As another series of the Young Apprentice dawns, we embrace a new set of mini monsters - 16 year olds with such ferocious determination and egos so over-inflated it makes you ask, “Where did you come from?” From their audition tapes and introductory clips they seem to have gathered an eclectic mix, as seen by the generous handful of upper class toffs, a few country bumpkins, an overachieving head girl who aspires to be like Richard 'Branston' and such charming sentiments as, “no-one intimidates me because I know I'm better than them”.
The contestants’ first project is to produce and sell ice-cream and frozen yoghurt to the general public, but first they are split into boys and girls teams (predictably named ‘Atomic’ and ‘Kinetic’) and are assigning a promising looking Harry H and pickle-loving head girl Hayley as the team leaders.

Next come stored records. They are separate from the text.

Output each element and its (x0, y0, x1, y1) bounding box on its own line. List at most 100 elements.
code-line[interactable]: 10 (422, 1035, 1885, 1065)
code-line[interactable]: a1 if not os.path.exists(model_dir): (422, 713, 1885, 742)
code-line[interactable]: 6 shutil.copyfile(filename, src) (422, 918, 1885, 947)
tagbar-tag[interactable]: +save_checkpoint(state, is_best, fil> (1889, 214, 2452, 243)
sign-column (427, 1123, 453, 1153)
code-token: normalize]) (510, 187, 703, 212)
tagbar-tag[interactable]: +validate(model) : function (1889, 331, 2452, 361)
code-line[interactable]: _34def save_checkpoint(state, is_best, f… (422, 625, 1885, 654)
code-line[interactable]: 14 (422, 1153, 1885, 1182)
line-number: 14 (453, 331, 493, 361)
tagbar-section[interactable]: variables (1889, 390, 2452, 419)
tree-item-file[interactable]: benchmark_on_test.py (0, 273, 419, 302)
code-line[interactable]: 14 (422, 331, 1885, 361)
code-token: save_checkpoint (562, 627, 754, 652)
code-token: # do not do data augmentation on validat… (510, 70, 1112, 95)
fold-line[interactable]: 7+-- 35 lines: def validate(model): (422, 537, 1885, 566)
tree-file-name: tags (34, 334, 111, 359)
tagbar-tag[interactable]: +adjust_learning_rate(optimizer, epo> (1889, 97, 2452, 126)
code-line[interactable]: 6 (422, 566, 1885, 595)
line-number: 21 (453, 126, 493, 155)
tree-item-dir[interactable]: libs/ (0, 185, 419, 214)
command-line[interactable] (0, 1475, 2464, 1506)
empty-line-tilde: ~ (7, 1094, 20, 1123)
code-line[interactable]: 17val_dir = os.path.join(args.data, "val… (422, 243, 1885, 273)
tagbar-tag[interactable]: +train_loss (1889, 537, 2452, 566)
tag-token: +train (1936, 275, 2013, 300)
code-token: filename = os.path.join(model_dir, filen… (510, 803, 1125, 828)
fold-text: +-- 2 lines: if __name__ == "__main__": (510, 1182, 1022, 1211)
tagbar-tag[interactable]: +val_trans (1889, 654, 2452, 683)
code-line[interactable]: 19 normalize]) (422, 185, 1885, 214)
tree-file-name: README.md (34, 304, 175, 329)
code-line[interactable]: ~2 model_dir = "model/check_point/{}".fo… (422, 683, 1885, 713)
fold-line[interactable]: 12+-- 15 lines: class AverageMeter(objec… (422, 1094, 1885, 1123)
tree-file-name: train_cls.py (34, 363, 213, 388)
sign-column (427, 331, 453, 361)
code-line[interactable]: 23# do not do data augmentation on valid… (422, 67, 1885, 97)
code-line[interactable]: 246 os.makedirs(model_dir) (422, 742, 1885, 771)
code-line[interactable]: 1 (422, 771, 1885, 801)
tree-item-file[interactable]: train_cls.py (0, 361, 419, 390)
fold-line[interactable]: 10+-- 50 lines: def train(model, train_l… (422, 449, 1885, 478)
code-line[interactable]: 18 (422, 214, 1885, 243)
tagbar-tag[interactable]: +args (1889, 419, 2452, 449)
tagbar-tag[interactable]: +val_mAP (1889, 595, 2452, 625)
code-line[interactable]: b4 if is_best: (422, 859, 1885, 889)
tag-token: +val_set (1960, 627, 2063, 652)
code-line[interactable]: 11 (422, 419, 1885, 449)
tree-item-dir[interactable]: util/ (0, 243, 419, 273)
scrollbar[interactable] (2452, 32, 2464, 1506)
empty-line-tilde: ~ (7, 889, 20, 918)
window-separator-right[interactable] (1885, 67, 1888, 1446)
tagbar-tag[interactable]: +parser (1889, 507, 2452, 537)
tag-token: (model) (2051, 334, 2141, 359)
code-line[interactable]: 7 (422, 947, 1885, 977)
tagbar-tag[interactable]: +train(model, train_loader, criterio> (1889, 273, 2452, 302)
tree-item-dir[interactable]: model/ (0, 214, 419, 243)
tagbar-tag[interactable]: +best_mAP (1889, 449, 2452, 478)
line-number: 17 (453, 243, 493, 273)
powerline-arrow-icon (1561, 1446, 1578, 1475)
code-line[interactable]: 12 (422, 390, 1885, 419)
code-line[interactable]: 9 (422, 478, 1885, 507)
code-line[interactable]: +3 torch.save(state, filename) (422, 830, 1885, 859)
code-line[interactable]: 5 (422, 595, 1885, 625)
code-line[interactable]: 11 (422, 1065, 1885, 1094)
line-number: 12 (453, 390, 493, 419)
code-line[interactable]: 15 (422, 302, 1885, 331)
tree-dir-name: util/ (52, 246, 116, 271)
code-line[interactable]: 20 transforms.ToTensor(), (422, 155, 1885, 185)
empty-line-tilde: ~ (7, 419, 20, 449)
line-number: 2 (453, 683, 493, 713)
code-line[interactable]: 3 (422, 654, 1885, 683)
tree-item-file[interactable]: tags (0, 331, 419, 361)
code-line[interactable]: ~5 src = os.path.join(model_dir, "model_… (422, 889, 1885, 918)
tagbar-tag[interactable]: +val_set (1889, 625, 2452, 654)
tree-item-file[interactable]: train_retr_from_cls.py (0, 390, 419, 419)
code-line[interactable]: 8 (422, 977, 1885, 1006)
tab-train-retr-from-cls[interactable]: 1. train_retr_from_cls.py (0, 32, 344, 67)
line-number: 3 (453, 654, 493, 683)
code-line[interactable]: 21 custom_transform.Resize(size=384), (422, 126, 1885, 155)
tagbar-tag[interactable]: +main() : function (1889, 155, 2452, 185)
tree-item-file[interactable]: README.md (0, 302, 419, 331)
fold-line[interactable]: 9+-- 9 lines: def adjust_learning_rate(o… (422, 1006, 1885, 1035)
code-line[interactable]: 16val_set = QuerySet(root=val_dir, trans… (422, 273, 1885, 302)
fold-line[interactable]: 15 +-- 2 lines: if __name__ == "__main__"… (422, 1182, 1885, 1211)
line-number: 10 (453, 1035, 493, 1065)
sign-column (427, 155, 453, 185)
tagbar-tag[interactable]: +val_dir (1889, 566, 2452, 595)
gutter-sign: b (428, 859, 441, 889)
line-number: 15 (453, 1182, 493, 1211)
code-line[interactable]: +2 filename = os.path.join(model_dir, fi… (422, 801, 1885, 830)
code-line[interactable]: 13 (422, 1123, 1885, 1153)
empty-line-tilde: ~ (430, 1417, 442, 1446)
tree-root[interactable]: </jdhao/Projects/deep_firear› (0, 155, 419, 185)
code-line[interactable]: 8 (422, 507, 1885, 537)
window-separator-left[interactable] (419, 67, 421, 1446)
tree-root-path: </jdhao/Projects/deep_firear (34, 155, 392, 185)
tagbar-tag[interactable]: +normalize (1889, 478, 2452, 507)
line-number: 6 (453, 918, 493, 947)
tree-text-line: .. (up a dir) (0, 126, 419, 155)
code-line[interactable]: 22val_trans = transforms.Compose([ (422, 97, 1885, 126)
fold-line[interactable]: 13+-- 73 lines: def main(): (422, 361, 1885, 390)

For the girls, it starts disastrously as they start to make their ice-cream: Hayley works out their potential profit by calculating three multiplied by four as twenty-eight, and afterwards, they are forced to dump a large quantity of their mix down the drain due to not buying enough fruit. The boys fare better with their maths skills, but James' insistence on apple and watermelon frozen yoghurt is questionable.
However, when it gets down to selling, the girls are surprisingly good. Their Child Catcher method of luring children into their corporate money trap with sprinkles and strawberry sauce (before accosting their parents with an extortionate price) seems slightly unethical, and their decision to make people pay for their cones seems an issue for trading standards, but Haya's decision to relocate to the animal show to bully more people shows a good use of business acumen.
The boys, who had a more unlucky position at the beach competing with other ice-cream vendors nearby, seem to treat their customers a little less like prey. The pirate concept of their 'Shiver me timbersss' stall fronted by James as Captain Vanilla works well. When Mahamed's sales technique of cornering people as if he is about to mug them doesn't work, they decide to go along the more unusual route of an ice-cream delivery service along the beach, which is a success, although their apple and watermelon frozen yoghurt sells painfully and unsurprisingly slowly.
When it comes to the boardroom, the backstabbing is out in full force as each contestant tries to impress, accompanied by typical girlish squabbling, disdainful looks from Nick and occasional scripted funnyman comments from Sir 'I'm no Mr. Softy' Alan. The girls win with a considerable margin mainly due to their dodgy trading practices, so the boys are sent on a trip to the infamous Bridge Café.
A heated boardroom follows, with Harry H bringing in James mainly for his poor flavour choice, and Mahamed for his aggressive sales patter. Mahamed seems to suffer an unfortunate case of short-guy-syndrome as he angrily claims credit for everything that he didn't do, which unfortunately conflicts with James' notion. Overall, the right person leaves, although Mahamed's Saturday Night Fever and BacoFoil suits will be sorely missed.
After only one episode there are already some characters to look forward to, including the more bolshy females competing for the title of this year's Zoe Plummer, and a few candidates that seem to have potential, such as the two team leaders, Lewis and Harry M. However, whilst it’s admirable that Alan Sugar has such dedication to helping young people achieve their ambitions, if £708 profit in a day doesn't make you want to quit uni and start selling ice-cream, I don't know what will.
Young Apprentice continues on Monday 9pm, BBC1.